O que realmente estamos celebrando quando paralisamos no feriado de Tiradentes?
O dia 21 de abril é feriado nacional há 135 anos. A data foi oficializada em 1890, pelo governo provisório de Deodoro da Fonseca, como forma de homenagear Tiradentes, figura central da Inconfidência Mineira. Desde então, foi reafirmada em outros momentos da história, como em 1933, 1949 e 2002. Mas o que há por trás dessa escolha simbólica e do herói que representa?
Tiradentes foi apresentado como mártir da liberdade e herói nacional, mesmo tendo sido, à época, uma figura de menor expressão no movimento inconfidente e senhor de escravizados. Foi enforcado em 1792 por ter participado de um movimento que almejava a independência do Brasil do domínio português. No entanto, a escolha desta data como símbolo da luta por liberdade nacional exige uma reflexão crítica e contextualizada.
A Inconfidência Mineira foi um movimento regional, elitista e limitado, restrito majoritariamente à elite letrada e econômica de Minas Gerais, que estava insatisfeita com a cobrança abusiva de impostos — especialmente a temida derrama, imposta pela Coroa portuguesa — mas que não tinha uma proposta clara de ruptura com o modelo escravista ou de inclusão popular.
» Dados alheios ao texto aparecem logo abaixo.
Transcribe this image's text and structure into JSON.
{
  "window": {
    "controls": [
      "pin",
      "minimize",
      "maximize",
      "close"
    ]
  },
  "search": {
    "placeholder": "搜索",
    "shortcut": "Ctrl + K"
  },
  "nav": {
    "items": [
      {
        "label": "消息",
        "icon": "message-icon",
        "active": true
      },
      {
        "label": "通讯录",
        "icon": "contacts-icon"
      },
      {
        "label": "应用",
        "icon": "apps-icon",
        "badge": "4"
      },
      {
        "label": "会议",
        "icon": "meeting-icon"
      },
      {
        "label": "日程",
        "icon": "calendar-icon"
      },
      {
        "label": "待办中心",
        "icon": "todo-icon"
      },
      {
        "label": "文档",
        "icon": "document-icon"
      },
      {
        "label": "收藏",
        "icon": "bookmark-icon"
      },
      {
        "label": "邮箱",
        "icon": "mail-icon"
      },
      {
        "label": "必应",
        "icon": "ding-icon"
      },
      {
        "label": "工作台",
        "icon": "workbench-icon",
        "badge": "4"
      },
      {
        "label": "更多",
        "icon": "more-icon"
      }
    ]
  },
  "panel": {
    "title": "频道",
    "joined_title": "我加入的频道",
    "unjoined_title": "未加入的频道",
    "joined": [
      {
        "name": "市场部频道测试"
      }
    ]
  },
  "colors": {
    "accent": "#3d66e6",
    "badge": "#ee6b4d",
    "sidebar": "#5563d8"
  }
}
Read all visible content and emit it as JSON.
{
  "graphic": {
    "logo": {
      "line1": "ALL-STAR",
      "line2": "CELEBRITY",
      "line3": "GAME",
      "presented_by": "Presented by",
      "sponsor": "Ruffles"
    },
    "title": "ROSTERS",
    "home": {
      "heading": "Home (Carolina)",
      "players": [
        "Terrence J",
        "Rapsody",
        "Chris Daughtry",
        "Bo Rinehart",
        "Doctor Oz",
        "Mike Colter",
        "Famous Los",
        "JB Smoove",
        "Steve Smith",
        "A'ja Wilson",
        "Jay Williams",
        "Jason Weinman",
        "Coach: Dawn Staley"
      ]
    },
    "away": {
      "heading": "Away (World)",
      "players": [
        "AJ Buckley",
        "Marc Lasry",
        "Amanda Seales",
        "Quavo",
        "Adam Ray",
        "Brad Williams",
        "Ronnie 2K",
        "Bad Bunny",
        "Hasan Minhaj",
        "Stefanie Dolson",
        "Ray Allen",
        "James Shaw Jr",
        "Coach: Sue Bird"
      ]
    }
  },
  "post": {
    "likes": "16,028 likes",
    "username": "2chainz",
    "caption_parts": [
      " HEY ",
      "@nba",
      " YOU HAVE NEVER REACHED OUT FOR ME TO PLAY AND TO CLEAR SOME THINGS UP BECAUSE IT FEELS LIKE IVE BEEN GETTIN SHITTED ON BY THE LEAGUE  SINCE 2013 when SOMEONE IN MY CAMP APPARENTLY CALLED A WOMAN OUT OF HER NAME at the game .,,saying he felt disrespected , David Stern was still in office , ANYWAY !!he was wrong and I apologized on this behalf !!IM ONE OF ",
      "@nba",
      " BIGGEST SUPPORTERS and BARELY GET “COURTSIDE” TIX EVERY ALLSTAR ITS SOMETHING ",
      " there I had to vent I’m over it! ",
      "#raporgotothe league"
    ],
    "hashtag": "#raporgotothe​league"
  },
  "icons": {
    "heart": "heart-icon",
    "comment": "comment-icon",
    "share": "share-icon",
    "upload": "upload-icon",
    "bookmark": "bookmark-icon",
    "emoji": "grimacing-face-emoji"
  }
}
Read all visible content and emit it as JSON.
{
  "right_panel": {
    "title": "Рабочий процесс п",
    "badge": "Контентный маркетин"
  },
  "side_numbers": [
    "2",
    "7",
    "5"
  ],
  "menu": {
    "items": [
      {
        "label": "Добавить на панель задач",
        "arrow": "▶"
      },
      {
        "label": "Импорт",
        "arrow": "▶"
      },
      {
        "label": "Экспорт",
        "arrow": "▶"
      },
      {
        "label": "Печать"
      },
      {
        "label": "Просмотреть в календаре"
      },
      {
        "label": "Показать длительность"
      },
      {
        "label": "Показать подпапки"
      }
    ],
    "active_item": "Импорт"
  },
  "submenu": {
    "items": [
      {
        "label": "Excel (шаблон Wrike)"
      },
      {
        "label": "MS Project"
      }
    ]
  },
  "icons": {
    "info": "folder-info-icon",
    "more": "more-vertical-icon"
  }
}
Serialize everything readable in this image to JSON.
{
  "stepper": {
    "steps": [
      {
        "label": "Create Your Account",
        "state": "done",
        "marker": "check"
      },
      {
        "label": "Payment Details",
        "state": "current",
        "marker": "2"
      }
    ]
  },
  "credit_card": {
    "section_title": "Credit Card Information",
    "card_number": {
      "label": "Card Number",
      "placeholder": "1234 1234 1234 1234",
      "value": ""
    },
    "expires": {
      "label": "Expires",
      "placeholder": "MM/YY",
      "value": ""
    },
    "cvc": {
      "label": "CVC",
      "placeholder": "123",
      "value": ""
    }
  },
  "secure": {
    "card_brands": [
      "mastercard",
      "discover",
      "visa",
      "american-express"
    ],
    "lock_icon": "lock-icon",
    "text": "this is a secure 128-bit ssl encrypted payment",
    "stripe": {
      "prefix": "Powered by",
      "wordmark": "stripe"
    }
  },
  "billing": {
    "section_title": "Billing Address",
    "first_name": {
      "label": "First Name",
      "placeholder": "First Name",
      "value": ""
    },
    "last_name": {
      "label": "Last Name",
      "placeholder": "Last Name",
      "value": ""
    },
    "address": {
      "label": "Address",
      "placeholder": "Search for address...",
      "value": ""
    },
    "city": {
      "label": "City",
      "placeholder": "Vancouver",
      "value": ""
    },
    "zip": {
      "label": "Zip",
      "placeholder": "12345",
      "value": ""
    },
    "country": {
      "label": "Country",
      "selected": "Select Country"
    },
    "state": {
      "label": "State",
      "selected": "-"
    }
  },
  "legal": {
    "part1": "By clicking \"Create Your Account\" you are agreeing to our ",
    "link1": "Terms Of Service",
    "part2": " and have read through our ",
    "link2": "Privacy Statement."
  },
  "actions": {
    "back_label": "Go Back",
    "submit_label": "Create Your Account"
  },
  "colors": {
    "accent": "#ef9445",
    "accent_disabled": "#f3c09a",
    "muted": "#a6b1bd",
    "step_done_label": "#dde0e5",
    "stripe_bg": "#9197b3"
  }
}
Ao contrário do que muitas vezes se divulga, não havia um projeto popular ou inclusivo de liberdade. Os inconfidentes queriam, em sua maioria, preservar seus interesses e riquezas. Inclusive, Tiradentes, tido como herói da independência, era também proprietário de escravizados, o que contradiz qualquer ideal moderno de liberdade universal.
Ainda assim, o feriado se mantém e Tiradentes é reverenciado como herói. Ao longo do tempo, foi ressignificado: sua barba foi alongada, sua imagem comparada à de Cristo, e sua figura reescrita como símbolo da luta contra a opressão. A República precisava de um herói fundador e encontrou nele uma construção conveniente, mesmo que seletiva e distorcida. A mitificação de sua história apagou contradições importantes — inclusive o fato de ele ter sido escravocrata.
Essa celebração revela como o Brasil construiu sua identidade nacional com base em narrativas idealizadas, ignorando contradições históricas profundas. Transformar Tiradentes em símbolo da luta pela liberdade é, ao mesmo tempo, excluir os verdadeiros protagonistas das resistências populares — indígenas, quilombolas e camponeses, como Sepé Tiaraju, Maria Felipa de Oliveira e Chico Mendes — que combateram a opressão de forma mais direta e com custos igualmente altos.
Portanto, mais do que uma celebração acrítica, o 21 de abril deveria servir como um momento de reflexão sobre a complexidade da luta por liberdade no Brasil. Revisitar o passado com olhar crítico não significa negar a importância histórica de Tiradentes, mas entender que os símbolos nacionais precisam ser debatidos, contextualizados e, quando necessário, ressignificados para refletir os valores democráticos e inclusivos que o país ainda busca alcançar.